Raúl: Desde este ponto de vista, Zanon é uma fábrica distinta que destina uma porcentagem da produção para tarefas comunitárias como escolas e hospitais, se abrem os portões para fazer festivais culturais e musicais com jovens dos bairros pobres e da universidade. Temos visitas permanentes de escolas primárias e secundárias, inclusive de crianças da pré-escola. Toda esta atividade social se liga a outra questão que é, talvez, a mais importante. O que nós chamamos um sindicato militante. É a solidariedade de classe efetiva nas lutas mais importantes de todo o país.

Natalio: Assim viajamos por todas as províncias, desde Salta ao Norte até Santa Cruz ao Sul, apoiando as lutas mais duras de nossa classe, estabelecendo relações com novos setores para além dos sindicatos nos quais estão organizados os companheiros trabalhadores. Onde há um trabalhador em luta há mais um aliado.

Alejandra: Por isso há anos buscamos a coordenação nacional. Fizemos encontros de fábricas ocupadas, encontros de coordenação nacional, lançamos um jornal militante da classe trabalhadora que se chama Nuestra Lucha [Nossa Luta].

Carlos: Como parte de toda esta militância operária fazemos também fundo de greve permanente para apoiar concretamente as lutas que são isoladas pela burocracia. Por exemplo, com a luta do Hospital Garrahan, que foi atacada pelo governo e pela burocracia da CTA, votamos em assembléia que cada um dos operários de Zanon doassem metade de nosso salário.

JPO: Diziam agora que também houve uma reforma dos estatutos do sindicato...

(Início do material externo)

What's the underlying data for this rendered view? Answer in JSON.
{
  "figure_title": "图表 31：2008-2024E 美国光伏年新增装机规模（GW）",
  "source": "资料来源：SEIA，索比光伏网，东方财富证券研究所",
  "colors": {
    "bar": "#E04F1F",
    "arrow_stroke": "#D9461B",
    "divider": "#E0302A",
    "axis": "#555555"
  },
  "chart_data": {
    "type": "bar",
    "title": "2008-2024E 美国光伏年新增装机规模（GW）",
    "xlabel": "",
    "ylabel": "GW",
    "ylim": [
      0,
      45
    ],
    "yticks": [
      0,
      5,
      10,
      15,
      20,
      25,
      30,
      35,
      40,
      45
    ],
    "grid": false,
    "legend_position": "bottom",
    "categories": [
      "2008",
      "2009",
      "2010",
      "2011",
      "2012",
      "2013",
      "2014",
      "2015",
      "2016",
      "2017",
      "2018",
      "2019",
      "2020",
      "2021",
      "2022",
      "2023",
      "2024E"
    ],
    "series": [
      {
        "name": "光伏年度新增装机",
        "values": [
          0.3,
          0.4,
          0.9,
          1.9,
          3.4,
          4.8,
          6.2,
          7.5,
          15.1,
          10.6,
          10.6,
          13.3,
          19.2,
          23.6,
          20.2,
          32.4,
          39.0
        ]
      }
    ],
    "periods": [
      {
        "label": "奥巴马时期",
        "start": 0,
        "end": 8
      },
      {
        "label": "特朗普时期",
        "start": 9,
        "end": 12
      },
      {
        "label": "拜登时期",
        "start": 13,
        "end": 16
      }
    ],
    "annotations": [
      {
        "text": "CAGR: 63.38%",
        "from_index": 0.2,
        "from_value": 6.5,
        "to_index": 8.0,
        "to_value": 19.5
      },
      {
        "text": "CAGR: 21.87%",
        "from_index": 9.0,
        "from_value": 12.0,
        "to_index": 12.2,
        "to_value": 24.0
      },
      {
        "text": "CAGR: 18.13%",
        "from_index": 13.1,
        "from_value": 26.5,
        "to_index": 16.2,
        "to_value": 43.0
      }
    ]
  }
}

Raúl: Sim, ainda que demoramos para fazer a reforma graças aos ataques permanentes sobre a gestão operária. Herdamos os estatutos burocráticos da direção anterior. Os mesmos modelos estatutários de todos os sindicatos burocratizados. Por isso demos a batalha para deixar uma nova tradição para os sindicatos, que na Argentina foram atados ao Estado nos anos do governo de Perón. Dissemos basta aos sindicatos burocráticos e modificamos os estatutos aos princípios e à prática classista que foi adotando o sindicato. Duas questões estão detrás das definições que tomamos e pusemos no novo estatuto: a plena democracia sindical e a independência do Estado burguês.

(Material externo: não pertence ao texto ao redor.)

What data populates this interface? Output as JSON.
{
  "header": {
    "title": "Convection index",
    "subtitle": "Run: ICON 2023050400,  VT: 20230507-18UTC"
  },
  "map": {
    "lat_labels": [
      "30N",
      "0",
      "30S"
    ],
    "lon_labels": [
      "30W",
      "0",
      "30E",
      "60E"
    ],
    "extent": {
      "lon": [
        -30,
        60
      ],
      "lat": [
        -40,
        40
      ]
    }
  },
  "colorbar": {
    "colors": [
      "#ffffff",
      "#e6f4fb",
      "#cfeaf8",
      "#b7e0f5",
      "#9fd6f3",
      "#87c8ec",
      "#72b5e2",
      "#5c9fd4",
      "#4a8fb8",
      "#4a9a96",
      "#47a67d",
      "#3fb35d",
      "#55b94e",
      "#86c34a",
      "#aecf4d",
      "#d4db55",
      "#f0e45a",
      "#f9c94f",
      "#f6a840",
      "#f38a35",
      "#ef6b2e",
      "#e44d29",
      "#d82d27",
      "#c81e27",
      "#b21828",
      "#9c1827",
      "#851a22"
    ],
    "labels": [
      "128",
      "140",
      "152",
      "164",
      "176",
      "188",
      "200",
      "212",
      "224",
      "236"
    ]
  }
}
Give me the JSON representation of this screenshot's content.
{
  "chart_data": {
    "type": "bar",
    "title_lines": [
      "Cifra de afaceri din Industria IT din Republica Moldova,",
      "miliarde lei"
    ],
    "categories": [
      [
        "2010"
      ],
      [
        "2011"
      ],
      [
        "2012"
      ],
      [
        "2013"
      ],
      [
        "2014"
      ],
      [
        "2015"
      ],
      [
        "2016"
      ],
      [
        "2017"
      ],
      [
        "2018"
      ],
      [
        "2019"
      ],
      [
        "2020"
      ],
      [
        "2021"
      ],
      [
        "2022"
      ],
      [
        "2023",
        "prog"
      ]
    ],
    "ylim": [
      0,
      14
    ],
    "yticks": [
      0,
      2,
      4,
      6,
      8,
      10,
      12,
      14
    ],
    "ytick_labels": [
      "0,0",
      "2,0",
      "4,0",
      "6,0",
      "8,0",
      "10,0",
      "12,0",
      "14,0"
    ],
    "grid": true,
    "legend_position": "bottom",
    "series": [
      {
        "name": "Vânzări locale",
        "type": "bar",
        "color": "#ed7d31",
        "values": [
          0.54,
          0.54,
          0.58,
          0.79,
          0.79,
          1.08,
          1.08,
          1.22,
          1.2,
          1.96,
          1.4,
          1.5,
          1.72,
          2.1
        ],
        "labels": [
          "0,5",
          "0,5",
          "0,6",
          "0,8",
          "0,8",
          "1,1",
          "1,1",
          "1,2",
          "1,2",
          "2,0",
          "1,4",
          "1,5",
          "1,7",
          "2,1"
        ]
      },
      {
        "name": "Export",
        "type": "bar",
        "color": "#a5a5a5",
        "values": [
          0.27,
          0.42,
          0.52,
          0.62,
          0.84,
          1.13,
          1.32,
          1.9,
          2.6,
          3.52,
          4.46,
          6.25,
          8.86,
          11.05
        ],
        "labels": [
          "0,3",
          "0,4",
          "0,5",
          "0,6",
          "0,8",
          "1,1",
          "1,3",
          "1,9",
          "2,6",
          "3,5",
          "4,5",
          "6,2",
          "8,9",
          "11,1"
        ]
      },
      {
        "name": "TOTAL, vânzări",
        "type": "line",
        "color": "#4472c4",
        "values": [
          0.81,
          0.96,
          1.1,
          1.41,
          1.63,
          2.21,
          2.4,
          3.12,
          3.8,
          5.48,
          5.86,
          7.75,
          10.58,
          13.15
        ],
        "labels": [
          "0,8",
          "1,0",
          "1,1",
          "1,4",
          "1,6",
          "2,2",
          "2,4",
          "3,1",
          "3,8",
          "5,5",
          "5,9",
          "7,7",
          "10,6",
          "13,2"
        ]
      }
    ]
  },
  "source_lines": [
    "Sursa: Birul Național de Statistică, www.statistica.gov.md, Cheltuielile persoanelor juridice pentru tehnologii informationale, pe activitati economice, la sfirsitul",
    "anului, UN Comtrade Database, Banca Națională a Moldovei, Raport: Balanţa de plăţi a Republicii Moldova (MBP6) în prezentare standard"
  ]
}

Andrés: Transformamos em lei o método de trabalho que viemos praticando há anos, desde que se recuperou a Comissão Interna. O mandato de assembléia, a rotação e revogabilidade dos cargos, a liberdade de tendências e a livre opinião de cada trabalhador. Pusemos no novo estatuto do sindicato as regras e normas com as que nos movemos todos os dias. Mas como marxistas revolucionários sabemos que isto não resolve. Buscamos também nas experiências históricas da classe operária. Em nossas raízes, atos revolucionários como os sindicatos classistas de Córdoba nos anos setenta, ou nos estatutos da CGT peruana na qual colaborou Mariátegui.

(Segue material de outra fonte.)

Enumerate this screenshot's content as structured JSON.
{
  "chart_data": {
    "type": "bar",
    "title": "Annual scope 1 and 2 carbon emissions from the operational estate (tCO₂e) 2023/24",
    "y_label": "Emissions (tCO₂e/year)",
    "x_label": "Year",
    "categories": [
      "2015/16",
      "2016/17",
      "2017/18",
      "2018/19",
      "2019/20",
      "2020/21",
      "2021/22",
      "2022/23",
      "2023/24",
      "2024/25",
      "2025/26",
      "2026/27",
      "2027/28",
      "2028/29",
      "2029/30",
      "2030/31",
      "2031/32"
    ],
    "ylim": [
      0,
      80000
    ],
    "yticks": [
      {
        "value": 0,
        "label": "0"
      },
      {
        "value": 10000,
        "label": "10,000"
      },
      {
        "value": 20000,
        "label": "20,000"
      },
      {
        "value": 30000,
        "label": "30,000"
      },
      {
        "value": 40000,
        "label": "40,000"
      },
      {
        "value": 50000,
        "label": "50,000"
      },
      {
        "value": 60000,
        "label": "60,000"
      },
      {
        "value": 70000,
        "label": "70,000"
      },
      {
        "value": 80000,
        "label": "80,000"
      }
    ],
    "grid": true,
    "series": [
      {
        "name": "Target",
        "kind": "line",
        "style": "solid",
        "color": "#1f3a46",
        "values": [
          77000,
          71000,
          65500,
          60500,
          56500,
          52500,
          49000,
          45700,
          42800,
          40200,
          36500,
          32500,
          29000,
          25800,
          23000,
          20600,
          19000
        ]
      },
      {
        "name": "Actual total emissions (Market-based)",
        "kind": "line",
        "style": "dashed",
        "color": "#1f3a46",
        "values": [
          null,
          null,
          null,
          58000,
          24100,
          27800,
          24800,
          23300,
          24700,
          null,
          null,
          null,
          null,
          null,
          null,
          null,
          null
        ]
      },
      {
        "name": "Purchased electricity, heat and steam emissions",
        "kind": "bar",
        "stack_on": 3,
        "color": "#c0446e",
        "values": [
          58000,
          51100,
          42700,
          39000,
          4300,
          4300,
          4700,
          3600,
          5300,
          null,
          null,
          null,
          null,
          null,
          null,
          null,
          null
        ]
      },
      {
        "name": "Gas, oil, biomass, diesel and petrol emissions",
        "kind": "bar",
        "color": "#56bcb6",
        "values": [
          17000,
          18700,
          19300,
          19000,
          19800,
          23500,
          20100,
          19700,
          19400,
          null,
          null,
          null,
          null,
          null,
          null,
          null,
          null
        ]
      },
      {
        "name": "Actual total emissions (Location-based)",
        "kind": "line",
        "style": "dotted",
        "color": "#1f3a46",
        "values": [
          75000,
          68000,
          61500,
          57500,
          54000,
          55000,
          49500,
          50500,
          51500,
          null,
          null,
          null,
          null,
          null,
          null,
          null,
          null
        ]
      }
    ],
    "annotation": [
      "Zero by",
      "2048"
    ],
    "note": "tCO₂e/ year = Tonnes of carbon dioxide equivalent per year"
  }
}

JPO: Algo mais a acrescentar?

Raúl: Um último conceito. A experiência de Zanon é uma combinação entre a espontaneidade e a decisão dos trabalhadores da fábrica e os aportes do partido revolucionário. O controle operário em Zanon foi uma decisão pensada pelos companheiros operários. Mas foi necessária também a consciência histórica de outras experiências. E o programa do partido revolucionário não sai da mente de algum dirigente iluminado. É a acumulação da experiência de lutas, de greves e ensaios revolucionários, ganhados e perdidos por gerações e gerações da classe operária. A mim sempre me parece que há que retomar uma frase de Gramsci, na qual este diz que um partido revolucionário se mede pelo que aporta para sua classe. Neste sentido, me sinto orgulhoso do que os revolucionários do PTS aportamos ao processo de Zanon.